I really appreciate a good chair. There’s just something supremely wonderful about curling up in a comfy chaise with a mug of tea or coffee and wasting the afternoon away on Pinterest. This is what I was excited to do this morning in the little reclining chair in our apartment. I sat down with my Sonic drink (a delicious diet vanilla coke, thank you very much), my computer, Mulan, my biff/roommate Alyssa and prepared for a relaxing Sunday. Suddenly, I realized that not only was my butt a little damp, but it also smelled strange in the general area. I started sniffing around (I have a very keen sense of smell) and noticed the offensive odor was coming from the cushion. I stuck my schnoz next to the cushion and gasped with HORROR as I realized that someone had peed on our beloved chair!

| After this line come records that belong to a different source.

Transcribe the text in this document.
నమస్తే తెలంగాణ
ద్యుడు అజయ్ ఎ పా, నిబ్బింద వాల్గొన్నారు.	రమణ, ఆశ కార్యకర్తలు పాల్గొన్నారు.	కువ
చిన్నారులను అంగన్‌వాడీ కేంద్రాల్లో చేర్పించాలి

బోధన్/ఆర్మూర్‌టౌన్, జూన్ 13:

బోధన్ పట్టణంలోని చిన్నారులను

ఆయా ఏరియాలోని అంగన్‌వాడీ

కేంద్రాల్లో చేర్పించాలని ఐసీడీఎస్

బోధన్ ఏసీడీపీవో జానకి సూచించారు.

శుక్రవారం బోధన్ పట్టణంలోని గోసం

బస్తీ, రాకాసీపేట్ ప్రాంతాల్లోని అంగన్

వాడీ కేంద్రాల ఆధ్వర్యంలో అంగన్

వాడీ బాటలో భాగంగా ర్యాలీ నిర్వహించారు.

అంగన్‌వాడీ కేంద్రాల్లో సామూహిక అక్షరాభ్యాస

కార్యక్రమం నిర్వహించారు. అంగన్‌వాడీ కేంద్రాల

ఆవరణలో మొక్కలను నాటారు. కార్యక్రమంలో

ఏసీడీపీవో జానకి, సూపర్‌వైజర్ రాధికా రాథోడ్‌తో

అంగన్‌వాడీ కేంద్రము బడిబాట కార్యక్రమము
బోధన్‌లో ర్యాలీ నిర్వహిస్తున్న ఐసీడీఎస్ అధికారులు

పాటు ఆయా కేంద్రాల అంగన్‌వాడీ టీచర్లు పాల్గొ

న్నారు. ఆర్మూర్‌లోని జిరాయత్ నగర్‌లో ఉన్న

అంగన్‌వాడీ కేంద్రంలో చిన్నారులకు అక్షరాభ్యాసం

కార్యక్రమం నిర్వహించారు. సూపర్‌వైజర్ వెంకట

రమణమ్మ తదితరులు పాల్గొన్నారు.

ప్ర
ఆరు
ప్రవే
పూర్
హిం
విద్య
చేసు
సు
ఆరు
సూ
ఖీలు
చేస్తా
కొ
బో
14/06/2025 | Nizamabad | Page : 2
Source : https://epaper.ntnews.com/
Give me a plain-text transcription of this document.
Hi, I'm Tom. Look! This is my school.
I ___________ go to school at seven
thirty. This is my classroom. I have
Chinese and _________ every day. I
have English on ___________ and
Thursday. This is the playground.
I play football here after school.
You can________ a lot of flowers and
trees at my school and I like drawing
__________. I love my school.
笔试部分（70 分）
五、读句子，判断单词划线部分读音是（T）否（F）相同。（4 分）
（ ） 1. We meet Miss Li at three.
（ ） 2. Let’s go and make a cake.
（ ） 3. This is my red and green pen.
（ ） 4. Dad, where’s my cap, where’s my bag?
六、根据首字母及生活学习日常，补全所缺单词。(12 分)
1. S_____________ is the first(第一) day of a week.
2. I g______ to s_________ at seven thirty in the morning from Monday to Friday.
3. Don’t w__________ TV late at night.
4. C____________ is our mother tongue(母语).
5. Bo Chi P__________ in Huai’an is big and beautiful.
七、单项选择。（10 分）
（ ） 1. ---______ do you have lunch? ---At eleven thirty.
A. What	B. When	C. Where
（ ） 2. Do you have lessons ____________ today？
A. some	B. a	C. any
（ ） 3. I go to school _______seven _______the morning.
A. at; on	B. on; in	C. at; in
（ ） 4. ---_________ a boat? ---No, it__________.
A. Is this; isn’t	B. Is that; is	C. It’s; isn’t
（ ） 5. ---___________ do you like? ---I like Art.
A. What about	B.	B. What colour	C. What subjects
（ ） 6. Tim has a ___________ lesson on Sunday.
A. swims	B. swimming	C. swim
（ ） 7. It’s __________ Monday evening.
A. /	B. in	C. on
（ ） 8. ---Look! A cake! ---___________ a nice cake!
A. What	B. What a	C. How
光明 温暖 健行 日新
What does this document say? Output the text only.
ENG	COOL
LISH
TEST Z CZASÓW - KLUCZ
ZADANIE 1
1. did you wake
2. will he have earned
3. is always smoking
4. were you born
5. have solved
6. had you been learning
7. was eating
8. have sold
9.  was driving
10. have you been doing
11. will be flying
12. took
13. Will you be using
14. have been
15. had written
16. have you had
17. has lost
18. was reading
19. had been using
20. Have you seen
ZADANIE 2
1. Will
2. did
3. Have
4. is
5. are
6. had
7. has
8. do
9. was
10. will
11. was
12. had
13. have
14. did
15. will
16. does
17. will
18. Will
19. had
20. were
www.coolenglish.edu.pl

I immediately tore the cushion off of the chair and came to another appalling realization that not only had someone peed on the cushion but they had FLIPPED THE CUSHION OVER, as if we wouldn’t notice! The cushion was SOAKED with someone else’s urine. Fuming, gagging, and practically speechless, Alyssa and I began theorizing about who could have committed such an act. We ruled out ourselves (obviously), our roommates, and our friends. Sorry, but we’re not friends with tacky, disgusting, low lives who would pee on our chair and not ‘fess up about it. Everyone in our apartment and everyone we knew who could have felt comfortable enough to walk into our apartment without permission was out the night before. Finally, we came to the awful conclusion that some rando dude (no girl could have produced that much pee) broke into our apartment and released his bladder on one of our best pieces of furniture.
To whoever did this heinous act, you are a special breed of pathetic. Not only did you violate our privacy, but you ruined a special part of our living room where we have some our best roomie bonding moments. Someone is going to have to sit on the floor during Real Housewives of New Jersey tonight and that is a travesty. In the famous words of Antoine Dodson, “You don’t have to come and confess, we’re lookin’ for you, we’re gon’ find you, so you can run and tell that, homeboy.” Don’t mess with me and my chair. As of now, everyone is the enemy until we find the cushion flipping pee-er. Be scared.
The poor chair in question.
The stain isn’t visible now, but the smell is undeniable.
The chair will be avenged.
UPDATE: Peeing in a public or private place is a misdemeanor. I am on a witch hunt. Think before you pee.